Even without being fraudulent, some charities routinely spend more of their donors’ dollars on administrative and fundraising costs than on programs that benefit people in need. 

“You could be funding fundraising,” says Daniel Borochoff, president of CharityWatch, a watchdog group. 

Check Out That Charity

Before you donate, it’s always a good idea to check out a charity with one of the three major watchdogs: In addition to CharityWatch, these include the Better Business Bureau’s Wise Giving Alliance and Charity Navigator. All three evaluate charities and provide easy-to-understand ratings.

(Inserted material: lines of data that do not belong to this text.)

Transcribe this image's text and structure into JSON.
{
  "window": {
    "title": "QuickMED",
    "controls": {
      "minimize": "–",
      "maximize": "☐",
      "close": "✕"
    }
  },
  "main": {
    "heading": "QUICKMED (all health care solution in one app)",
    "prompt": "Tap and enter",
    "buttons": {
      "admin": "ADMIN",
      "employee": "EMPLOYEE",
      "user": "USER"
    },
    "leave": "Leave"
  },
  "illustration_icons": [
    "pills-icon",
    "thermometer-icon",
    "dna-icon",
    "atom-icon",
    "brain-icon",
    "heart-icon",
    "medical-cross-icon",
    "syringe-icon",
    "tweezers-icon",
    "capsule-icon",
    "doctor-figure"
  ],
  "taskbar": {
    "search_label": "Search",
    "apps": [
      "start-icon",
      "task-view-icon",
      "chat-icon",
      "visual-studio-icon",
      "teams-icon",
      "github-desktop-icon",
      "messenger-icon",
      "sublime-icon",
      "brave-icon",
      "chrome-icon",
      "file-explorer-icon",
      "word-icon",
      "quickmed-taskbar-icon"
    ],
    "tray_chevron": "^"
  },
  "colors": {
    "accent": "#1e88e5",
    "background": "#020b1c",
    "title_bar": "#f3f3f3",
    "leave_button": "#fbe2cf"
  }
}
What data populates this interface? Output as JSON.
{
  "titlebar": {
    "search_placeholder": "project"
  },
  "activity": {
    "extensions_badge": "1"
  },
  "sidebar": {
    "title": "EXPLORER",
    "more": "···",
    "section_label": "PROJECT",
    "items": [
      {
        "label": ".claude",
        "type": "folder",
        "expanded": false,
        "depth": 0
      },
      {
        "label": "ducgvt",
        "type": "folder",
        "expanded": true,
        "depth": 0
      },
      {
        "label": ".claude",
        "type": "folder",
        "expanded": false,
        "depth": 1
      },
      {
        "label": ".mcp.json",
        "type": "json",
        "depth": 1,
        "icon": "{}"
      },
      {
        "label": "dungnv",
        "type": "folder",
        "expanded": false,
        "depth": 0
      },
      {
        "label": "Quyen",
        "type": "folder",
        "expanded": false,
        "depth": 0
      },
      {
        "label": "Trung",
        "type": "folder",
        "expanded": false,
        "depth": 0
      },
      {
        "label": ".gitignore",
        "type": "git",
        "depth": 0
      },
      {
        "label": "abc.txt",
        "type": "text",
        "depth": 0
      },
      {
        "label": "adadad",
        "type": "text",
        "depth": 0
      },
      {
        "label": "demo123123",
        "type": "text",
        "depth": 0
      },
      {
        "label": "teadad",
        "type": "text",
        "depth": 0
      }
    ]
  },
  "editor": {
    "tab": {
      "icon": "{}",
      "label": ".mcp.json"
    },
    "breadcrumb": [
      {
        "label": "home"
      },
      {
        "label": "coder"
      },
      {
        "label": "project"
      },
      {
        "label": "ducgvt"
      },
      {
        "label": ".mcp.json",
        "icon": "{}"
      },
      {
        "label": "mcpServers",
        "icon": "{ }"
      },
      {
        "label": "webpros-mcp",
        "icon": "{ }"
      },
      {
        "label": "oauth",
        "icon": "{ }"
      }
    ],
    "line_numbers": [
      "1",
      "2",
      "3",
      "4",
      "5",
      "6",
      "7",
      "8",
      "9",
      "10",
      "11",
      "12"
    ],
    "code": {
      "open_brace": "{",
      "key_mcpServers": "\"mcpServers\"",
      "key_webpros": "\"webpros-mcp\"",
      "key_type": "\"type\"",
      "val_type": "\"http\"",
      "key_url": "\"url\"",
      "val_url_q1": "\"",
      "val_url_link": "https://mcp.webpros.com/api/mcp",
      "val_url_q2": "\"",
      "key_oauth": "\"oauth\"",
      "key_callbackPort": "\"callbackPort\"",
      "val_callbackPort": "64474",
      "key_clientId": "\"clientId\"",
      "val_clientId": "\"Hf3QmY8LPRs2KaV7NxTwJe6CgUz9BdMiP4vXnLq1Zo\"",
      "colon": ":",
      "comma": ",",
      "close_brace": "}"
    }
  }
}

In addition, whether the solicitation comes on the phone or online, watch out for these red flags: 

  • Frequent phone solicitations. “Typically, that’s a for-profit telemarketing firm making that call and they’ve been known to keep a significant portion of your contribution,” says Sandra Miniutti, vice president of marketing and chief financial officer for Charity Navigator. “There are even cases when the for-profit firms keep everything plus a payment from the charity.” Miniutti specifically targets charities that tug on the heartstrings—those purporting to help veterans, fire fighters and police, and sick children. “We recommend politely hanging up and doing your research,” she advises. “Give money to a charity only if it checks out.”
  • Funding the wrong activities. “Look for a description of a charity’s programs and how much was spent on that activity,” says Borochoff. “It may not be impressive if you know how much [money overall] was spent in a recent year.” Each of the watchdog organizations includes a charity’s spending in its rating. To get the approval of the Wise Giving Alliance, for example, organizations must spend at least 65 percent of their donations on charitable program activities, and fundraising costs can’t exceed 35 percent; CharityWatch downgrades charities that spend more than 30 percent on fundraising.
  • Friends and family on the board of directors. Charities have to report how many members are on their board of directors and how many of those directors are independent. That information is readily available on Form 990, the tax return charities file annually with the IRS; you can find it on the charity’s website, and it’s worth checking out. The Cancer Fund of America and three affiliates, charged earlier this year with defrauding consumers of more than $187 million, was a nest of nepotism: founder James Reynolds Sr. employed his ex-wife, his son, and dozens of members of their extended family. “That’s a really big clue,” says Borochoff, who says CharityWatch consistently gave Cancer Fund of America an F rating since 1987.
  • Playing the name game. Some phony charities use names, seals, and logos that look or sound like those of respected, legitimate organizations. This is especially prevalent among organizations using the words “veterans” or “military families” to gain your trust. For example, the Intrepid Fallen Heroes Fund spends 92 percent of its annual budget on programs and garners an A+ rating from CharityWatch; the National Veterans Services Fund, on the other hand, allocates less than 10 percent of its annual budget to programs, helping to give the organization a solid F rating

Dig into the facts before you dig into your wallet. Scam artists follow the headlines and “instant charities” can spring up overnight—then disappear just as quickly, with your money. Other charities don’t put the majority of their money where their mission is. Use your head before you open your heart to ensure your donor dollars have the most effect.